NI PARA DONDE CORRER

Por Everardo Monroy Caracas

polvos ajenosNi para donde correr.

Los anaqueles de todo el Centre Eaton presentaban lo mejor de la temporada y cada corazón rojo adherido en los aparadores y muros intentaba recordar la fecha. Era el día propicio para convalidar empleo y amoríos. El detalle ayudaba a encontrar el obsequio apropiado. Por ejemplo, tras la gruesa vitrina con cristales antibalas, sobresalía, en su estuche de terciopelo escarlata, un enorme diamante azul incrustado en una ancha banda de oro blanco de dieciocho quilates.

Una auténtica excentricidad, algo hollywoodense.

Bertrand Rudel-Tessier sonríe y su cara deslavada intenta conservar la inocencia de un sacerdote de campiña. Utiliza la escalera eléctrica para ascender a la tercera planta y evocar su breve diálogo con la atractiva empleada de la joyería.

—Quince millones de dólares y es similar al mismísimo diamante que James Cameron utilizó en la película Titanic

—Me gustaría el collar tailandés con zafiros, como el Blue belle

—Es posible que la próxima semana nos llegue una réplica exacta del reloj Chopard con sus ochocientos setenta y cuatro diamantes y oro dorado de primerísima calidad.

—Los suizos no se miden, preciosura…

—Le concedo la razón, caballero…

Tenía su parte agradable el haber alquilado en cincuenta dólares un esmoquin con calzado brillante y corbatín de seda. En su caso, echaba por tierra aquello de que el hábito no hace al monje. Nadie podría dudar de su apariencia caucásica y menos con sus fulgurantes pupilentes azul turquesa.

Incluso, estaba consciente que en esa fecha, domingo 14 de febrero, ninguno de sus compañeros de la fábrica o vecino de la Hochelaga incursionaría en la plaza comercial. La mayoría intentaba sobrevivir a la resaca después de la loca fiesta sabatina o, en esos momentos, estaba arrodillado y con los brazos en alto ante su pastor o líder espiritual.

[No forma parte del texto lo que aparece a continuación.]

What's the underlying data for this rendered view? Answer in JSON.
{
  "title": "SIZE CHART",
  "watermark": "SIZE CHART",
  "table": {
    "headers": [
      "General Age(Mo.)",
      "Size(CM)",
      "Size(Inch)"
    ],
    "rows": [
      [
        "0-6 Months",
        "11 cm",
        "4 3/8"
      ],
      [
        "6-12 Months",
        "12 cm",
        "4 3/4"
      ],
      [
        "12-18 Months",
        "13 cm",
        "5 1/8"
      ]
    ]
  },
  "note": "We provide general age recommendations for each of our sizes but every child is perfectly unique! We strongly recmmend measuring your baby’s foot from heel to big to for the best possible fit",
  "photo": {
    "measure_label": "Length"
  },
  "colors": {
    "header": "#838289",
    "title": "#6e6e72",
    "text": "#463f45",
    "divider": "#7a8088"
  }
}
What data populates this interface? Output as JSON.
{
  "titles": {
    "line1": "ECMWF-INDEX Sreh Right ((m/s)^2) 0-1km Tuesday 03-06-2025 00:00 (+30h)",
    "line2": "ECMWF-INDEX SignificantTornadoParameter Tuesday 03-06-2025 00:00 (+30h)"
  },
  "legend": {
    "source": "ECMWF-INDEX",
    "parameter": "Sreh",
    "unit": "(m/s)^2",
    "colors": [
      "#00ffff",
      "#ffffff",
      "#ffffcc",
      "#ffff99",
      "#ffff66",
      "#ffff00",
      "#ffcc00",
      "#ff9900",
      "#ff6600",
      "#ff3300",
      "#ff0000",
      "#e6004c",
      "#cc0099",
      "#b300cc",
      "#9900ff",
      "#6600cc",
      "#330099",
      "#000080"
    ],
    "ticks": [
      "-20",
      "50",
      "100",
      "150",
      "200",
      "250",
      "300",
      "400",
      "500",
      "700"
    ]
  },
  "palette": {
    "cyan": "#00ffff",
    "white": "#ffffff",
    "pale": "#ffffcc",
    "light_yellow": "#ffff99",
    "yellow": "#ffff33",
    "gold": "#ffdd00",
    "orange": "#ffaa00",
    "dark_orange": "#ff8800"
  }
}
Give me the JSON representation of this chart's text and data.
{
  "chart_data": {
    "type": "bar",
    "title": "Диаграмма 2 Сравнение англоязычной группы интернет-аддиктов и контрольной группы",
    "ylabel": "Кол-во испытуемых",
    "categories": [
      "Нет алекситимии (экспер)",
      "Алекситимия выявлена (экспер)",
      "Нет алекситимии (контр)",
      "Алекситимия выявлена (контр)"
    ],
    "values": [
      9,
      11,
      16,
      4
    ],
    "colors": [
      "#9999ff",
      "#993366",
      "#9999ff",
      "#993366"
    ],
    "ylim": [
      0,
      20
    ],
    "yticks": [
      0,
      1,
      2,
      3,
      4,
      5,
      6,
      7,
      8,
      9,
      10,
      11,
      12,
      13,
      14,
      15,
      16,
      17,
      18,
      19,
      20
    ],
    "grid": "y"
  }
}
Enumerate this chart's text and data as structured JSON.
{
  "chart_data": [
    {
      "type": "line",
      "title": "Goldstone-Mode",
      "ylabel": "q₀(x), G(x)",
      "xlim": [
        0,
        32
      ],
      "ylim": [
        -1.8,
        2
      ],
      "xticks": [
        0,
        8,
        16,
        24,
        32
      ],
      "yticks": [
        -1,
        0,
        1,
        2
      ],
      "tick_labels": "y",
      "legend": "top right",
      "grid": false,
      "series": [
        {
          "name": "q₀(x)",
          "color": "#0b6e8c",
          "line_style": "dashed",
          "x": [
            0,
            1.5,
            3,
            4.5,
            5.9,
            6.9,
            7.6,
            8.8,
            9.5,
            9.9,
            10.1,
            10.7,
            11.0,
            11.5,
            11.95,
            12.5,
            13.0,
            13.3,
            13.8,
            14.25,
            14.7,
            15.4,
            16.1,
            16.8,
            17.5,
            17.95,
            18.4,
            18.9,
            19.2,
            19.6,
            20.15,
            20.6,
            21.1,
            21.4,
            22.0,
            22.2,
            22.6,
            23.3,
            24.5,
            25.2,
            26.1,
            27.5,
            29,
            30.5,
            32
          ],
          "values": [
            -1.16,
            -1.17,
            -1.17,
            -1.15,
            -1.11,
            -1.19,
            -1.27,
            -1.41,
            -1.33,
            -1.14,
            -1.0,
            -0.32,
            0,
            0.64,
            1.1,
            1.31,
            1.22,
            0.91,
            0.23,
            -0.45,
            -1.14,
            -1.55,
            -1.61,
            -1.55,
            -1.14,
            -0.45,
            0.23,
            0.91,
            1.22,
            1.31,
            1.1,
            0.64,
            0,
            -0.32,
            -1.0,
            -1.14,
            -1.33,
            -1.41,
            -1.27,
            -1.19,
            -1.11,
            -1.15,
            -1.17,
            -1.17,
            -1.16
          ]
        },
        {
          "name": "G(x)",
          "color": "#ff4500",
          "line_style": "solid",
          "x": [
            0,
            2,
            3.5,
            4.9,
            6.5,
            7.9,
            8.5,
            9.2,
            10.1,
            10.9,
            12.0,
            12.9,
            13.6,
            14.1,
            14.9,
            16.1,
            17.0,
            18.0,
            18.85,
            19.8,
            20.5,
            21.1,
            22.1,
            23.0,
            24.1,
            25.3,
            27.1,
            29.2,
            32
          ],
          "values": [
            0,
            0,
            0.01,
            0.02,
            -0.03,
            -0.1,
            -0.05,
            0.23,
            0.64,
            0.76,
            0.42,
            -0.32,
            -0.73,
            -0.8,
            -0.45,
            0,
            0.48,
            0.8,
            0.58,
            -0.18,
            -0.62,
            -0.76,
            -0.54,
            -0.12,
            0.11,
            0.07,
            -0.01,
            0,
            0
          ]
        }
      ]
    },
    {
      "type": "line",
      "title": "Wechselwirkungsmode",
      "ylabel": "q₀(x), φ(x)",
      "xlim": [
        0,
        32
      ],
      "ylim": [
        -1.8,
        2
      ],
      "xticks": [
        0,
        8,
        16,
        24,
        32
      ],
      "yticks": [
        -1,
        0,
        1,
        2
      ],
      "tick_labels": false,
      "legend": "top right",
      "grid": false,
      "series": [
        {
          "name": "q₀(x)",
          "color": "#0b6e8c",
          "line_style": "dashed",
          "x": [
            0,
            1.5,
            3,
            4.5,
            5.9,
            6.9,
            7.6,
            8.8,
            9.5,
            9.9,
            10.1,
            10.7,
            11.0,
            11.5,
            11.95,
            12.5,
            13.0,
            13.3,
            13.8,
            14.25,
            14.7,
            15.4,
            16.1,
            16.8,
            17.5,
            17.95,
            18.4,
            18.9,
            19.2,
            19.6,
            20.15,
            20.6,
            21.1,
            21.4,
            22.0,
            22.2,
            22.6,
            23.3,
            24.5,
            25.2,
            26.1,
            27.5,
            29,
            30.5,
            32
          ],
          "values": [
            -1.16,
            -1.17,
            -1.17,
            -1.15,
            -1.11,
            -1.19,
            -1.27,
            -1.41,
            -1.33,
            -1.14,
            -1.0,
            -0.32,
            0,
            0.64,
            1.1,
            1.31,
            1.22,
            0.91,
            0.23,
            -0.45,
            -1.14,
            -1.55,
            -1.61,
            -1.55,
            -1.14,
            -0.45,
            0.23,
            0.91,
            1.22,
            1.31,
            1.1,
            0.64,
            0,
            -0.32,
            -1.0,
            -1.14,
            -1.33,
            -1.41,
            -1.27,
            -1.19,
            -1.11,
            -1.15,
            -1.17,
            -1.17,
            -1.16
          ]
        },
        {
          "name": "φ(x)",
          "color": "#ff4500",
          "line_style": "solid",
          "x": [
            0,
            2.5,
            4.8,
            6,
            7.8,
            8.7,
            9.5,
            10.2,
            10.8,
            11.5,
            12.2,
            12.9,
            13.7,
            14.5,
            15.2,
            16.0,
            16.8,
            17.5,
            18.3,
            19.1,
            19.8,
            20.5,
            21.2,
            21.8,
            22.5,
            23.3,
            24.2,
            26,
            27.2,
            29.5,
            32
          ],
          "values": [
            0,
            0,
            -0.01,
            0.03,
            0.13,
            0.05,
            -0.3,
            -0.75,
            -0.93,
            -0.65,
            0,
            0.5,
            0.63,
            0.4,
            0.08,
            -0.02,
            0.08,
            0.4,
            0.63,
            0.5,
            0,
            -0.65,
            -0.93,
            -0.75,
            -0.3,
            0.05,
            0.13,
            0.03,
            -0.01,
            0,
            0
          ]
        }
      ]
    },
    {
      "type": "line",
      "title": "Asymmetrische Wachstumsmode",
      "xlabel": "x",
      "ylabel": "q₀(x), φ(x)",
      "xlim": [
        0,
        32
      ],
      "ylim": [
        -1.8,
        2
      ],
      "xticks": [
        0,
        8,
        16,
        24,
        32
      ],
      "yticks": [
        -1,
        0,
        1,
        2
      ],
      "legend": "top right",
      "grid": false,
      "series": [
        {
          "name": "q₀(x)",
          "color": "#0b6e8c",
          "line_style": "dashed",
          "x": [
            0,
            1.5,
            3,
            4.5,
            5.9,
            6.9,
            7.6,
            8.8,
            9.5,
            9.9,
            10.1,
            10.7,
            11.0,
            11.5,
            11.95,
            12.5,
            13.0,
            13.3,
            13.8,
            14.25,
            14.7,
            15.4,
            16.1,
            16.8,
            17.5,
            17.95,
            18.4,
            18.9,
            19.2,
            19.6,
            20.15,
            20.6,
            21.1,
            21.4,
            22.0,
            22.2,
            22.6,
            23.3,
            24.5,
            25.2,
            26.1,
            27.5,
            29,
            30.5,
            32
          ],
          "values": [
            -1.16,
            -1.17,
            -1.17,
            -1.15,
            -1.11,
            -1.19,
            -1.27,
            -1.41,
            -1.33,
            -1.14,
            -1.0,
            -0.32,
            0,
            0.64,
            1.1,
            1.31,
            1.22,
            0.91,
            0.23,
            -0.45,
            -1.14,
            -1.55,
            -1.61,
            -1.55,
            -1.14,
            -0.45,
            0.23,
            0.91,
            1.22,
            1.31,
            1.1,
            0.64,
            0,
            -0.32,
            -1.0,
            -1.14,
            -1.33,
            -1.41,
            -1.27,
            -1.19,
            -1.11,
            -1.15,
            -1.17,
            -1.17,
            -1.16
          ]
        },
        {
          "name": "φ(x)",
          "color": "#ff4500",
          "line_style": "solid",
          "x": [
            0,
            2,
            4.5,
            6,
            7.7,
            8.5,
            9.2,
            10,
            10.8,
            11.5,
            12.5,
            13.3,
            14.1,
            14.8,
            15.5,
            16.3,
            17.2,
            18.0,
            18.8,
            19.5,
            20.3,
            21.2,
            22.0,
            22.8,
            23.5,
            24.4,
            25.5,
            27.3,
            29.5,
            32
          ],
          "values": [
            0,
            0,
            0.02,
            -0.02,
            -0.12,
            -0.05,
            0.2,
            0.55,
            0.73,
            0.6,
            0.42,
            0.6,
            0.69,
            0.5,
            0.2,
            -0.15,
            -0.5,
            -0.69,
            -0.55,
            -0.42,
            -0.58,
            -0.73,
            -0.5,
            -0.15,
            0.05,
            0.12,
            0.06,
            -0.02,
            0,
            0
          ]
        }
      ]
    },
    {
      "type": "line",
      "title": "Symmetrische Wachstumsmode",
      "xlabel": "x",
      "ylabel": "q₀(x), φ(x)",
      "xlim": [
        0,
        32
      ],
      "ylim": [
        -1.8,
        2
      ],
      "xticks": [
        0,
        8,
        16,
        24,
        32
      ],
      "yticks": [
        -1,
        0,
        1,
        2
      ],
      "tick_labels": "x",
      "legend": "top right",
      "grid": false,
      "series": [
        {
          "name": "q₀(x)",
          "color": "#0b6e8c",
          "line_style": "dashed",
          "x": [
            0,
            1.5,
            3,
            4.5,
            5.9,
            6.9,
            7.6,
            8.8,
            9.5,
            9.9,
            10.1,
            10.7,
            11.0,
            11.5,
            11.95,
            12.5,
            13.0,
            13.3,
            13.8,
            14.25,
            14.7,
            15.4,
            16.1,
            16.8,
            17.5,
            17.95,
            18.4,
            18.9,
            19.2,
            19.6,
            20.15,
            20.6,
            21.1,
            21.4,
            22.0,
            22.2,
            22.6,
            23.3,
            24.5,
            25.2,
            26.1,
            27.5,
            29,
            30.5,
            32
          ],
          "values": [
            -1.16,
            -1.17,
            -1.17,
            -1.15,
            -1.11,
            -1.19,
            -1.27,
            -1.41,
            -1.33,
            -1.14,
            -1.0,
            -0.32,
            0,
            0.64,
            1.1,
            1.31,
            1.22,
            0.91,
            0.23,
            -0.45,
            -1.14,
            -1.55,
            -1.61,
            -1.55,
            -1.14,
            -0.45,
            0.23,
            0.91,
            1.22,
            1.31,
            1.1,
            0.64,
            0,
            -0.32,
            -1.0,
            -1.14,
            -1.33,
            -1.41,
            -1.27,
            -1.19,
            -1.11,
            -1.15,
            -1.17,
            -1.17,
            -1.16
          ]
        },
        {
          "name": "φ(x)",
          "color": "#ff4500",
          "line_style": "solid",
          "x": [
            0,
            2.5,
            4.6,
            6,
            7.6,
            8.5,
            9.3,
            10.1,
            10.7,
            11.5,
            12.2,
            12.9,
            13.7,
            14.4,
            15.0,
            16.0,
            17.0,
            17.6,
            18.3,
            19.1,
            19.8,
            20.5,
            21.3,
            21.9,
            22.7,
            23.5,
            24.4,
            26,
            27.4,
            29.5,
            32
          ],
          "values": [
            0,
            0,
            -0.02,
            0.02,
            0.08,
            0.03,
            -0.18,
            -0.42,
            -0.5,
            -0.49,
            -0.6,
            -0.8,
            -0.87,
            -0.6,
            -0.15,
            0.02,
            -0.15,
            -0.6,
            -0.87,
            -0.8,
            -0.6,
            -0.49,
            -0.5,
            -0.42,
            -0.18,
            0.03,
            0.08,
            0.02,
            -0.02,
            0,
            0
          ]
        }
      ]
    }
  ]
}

La caza rendiría sus frutos de no impacientarse.

En la lujosa sucursal parisina L’Artisan Parfumeur tuvo la oportunidad de poner a prueba su nueva característica de gentleman. Una dama ataviada con un costoso abrigo de plumas y un ajustado pantalón blanco de cashmere que hacia resaltar el contorno de sus piernas, lo observó con detenimiento al cruzar la puerta de cristal y resonar la campanilla de alerta. Fue recibido por un amanerado empleado de cabello relamido, camisa blanca, corbata roja y mezclilla negra.

—Bonjour, caballero… ¿Algo en particular?

—Me quiero dar un lujo…

Número uno de Clive Christian —sugiere la dama y le guiñe un ojo.

El empleado retoma lo dicho y ataca.

 En un asiento de sándalo es pródiga la naturaleza florar, según repite. Desde aceite de cardamomo y vetiver, hasta esencias de lirio, jazmín, corazón de rosa y orquídeas.

Sin embargo, aquel mágico frasquito triangular con cincuenta mililitros de un líquido semejante a orines, tenía un costo promocional de mil dólares americanos.

—El envase es de cristal de plomo con un diamante en el cuello, monsieur

Bertrand Rudel-Tessier no ocultó su admiración al comprobar el alcance de su nueva vestimenta. Tuvo un trato preferencial y hasta degustó una copa de champagne mientras recorría la lujosa estancia cargada de espejos y distintos poliedros de cristal cortado.

 Las siete personas acodadas en el mostrador —entre ellas la dama del abrigo de plumas—, intentaban allegarse de las finas fragancias embotelladas y bajo una marca especial y costosa. Jean Patou y Chanel predominaban en su gusto.

El empleado de la zapatería no pudo sustraerse en su nuevo papel de millonario o semejarse a la hermosa prostituta de Desayunando en Tiffany, inventada por Truman Capote. De haber conocido a Holly Golightly, pero en el cuerpo de Audrey Hepburn, la experiencia hubiese sido inolvidable, sin pensarlo dos veces.